In: Economics
explain why the federal funds rate is essential in the conduct of monetary policy. Limit your answer to 400 words.
Recall that we examined when, why, and how the federal reserve was created. We also examined how independent the Fed is. It is important to remember that reserves are deposits a bank has with the Fed. Accordingly, reserves are assets for the banks and liabilities for the Fed. By increasing/decreasing reserves, the Fed’s goal is to increase/decrease liquidity in the banking system. Keep this in mind when you answer the question above.
Federal funds rate is essentially the rate at which commercial banks can borrow money from the Fed. Banks usually borrow to meet their minimum requirements. It is a very essential tool for the conduct of monetary policy because this ultimately determines how much money is there for the consumers to borrow.

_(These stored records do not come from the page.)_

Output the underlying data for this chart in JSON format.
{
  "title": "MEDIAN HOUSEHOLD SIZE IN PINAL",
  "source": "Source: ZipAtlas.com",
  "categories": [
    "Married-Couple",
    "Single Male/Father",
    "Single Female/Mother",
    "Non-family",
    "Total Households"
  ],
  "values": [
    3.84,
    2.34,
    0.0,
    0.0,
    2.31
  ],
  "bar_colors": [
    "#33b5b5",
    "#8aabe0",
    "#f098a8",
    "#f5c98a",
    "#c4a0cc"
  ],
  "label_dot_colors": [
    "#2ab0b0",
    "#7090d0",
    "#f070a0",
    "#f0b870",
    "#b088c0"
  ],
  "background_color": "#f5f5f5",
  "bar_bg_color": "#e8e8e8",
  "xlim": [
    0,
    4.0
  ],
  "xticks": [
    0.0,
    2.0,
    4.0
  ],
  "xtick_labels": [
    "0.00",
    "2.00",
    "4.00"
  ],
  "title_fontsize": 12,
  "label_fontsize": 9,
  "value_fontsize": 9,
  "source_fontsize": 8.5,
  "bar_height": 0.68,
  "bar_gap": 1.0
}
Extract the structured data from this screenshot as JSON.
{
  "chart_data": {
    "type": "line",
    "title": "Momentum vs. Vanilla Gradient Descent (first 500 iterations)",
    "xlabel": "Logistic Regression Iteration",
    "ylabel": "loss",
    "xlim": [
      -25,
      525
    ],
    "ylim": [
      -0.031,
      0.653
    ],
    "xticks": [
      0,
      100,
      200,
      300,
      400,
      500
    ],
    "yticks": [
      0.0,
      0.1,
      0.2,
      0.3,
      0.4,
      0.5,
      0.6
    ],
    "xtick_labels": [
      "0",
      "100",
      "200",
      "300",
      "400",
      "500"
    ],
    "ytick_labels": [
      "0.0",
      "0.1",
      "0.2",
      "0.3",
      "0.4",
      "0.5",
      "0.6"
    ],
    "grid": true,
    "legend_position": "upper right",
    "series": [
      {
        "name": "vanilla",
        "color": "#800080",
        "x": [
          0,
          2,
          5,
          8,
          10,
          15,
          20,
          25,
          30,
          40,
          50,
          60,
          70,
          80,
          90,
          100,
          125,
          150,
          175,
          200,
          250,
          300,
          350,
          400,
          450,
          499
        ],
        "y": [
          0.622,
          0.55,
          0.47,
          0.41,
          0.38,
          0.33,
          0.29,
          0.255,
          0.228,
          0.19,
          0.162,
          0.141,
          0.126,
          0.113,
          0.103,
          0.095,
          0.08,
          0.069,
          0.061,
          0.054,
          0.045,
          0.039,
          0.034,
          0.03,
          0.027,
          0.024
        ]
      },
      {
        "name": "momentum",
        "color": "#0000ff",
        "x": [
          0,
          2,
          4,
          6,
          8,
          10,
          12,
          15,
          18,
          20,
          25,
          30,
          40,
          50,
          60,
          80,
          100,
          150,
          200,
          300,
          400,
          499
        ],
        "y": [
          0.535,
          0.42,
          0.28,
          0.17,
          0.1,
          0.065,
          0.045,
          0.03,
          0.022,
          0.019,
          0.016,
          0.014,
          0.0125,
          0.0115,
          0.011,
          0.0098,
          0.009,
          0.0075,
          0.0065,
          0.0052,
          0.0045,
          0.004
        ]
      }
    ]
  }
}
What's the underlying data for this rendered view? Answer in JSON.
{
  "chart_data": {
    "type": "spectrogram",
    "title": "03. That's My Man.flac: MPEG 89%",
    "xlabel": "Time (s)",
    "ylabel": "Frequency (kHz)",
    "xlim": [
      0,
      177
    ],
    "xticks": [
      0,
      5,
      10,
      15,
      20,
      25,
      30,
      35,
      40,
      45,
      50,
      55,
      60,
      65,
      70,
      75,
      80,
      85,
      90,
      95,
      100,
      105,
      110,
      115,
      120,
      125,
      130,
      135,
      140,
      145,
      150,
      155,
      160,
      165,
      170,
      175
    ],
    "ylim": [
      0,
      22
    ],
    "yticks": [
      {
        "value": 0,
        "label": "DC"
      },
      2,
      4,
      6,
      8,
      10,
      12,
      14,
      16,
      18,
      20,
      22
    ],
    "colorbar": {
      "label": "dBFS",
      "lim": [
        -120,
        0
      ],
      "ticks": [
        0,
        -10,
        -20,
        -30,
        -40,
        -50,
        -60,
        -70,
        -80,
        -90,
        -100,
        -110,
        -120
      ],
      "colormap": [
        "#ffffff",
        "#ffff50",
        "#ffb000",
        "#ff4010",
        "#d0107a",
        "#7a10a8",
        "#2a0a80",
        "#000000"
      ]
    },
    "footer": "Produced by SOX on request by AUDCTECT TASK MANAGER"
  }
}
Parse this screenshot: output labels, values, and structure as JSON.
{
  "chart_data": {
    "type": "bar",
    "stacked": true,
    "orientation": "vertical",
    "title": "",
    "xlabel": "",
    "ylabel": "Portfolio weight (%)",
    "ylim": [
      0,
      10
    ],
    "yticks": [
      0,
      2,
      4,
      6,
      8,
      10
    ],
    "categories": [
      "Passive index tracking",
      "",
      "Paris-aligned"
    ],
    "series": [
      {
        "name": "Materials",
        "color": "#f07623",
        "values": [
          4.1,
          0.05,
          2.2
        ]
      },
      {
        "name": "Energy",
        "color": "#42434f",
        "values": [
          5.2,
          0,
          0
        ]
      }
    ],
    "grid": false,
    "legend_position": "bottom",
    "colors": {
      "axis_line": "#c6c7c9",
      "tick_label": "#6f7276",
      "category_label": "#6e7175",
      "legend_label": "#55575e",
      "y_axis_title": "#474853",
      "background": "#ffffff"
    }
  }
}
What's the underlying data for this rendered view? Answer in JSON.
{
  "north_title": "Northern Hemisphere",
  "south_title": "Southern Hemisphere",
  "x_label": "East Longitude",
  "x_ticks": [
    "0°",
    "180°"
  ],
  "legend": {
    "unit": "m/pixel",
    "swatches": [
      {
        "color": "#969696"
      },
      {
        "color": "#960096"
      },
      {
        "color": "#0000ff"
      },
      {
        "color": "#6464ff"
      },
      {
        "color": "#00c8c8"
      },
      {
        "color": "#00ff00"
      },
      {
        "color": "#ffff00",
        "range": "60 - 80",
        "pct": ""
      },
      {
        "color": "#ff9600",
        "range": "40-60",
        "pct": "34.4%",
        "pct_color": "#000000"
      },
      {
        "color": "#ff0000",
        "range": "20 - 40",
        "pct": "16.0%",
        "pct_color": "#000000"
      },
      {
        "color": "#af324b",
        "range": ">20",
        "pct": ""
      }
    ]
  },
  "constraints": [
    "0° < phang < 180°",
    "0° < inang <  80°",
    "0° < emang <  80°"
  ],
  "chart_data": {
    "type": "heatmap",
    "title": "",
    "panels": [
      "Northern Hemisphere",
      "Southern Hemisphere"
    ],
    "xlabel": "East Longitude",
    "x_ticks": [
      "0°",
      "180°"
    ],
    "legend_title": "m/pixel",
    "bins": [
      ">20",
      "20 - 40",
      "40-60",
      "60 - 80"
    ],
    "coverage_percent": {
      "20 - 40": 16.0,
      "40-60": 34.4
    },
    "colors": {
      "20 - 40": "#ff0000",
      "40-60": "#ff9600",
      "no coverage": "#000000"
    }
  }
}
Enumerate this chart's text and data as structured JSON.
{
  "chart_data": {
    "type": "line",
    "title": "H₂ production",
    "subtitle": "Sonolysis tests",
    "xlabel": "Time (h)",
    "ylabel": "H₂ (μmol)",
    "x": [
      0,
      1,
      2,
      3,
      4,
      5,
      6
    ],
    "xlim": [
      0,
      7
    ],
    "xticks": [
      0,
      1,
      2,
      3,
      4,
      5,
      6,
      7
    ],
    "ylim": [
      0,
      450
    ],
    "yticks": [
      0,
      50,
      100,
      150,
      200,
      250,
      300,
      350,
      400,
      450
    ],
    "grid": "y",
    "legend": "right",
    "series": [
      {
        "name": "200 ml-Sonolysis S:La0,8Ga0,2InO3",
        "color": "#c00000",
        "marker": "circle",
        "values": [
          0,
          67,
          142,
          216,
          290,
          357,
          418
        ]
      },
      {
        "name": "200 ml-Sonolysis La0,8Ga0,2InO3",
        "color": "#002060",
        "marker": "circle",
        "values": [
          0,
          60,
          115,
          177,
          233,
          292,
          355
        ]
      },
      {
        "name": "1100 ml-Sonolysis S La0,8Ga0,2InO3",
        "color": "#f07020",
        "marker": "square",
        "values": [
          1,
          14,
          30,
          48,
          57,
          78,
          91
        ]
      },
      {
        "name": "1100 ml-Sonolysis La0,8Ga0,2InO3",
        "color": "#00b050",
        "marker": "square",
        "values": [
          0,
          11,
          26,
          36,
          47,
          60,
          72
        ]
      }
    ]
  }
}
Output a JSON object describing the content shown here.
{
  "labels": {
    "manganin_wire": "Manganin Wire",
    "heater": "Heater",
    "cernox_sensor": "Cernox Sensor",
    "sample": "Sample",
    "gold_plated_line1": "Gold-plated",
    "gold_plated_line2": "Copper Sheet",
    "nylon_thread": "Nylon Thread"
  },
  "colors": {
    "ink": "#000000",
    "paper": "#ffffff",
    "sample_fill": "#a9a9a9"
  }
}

These rates affect the monetary conditions which will finally have an impact on the employment, inflation and growth in the country. Since the Fed cannot directly control these variables, they use the federal funds rate as a tool to keep the inflation in check. So, the Fed's ultimate goal is to control the liquidity in the market and by setting an appropriate rate they can achieve their goal. For instance, if there is inflation prevailing in the economy, the Fed can raise the federal funds rate to lower the inflation in the economy. When the Fed raises the rate, it becomes more costly for the banks to borrow funds which is then passed on the consumers to borrow which therefore reduces the money supply in the economy, finally leading to a reduction in the inflation.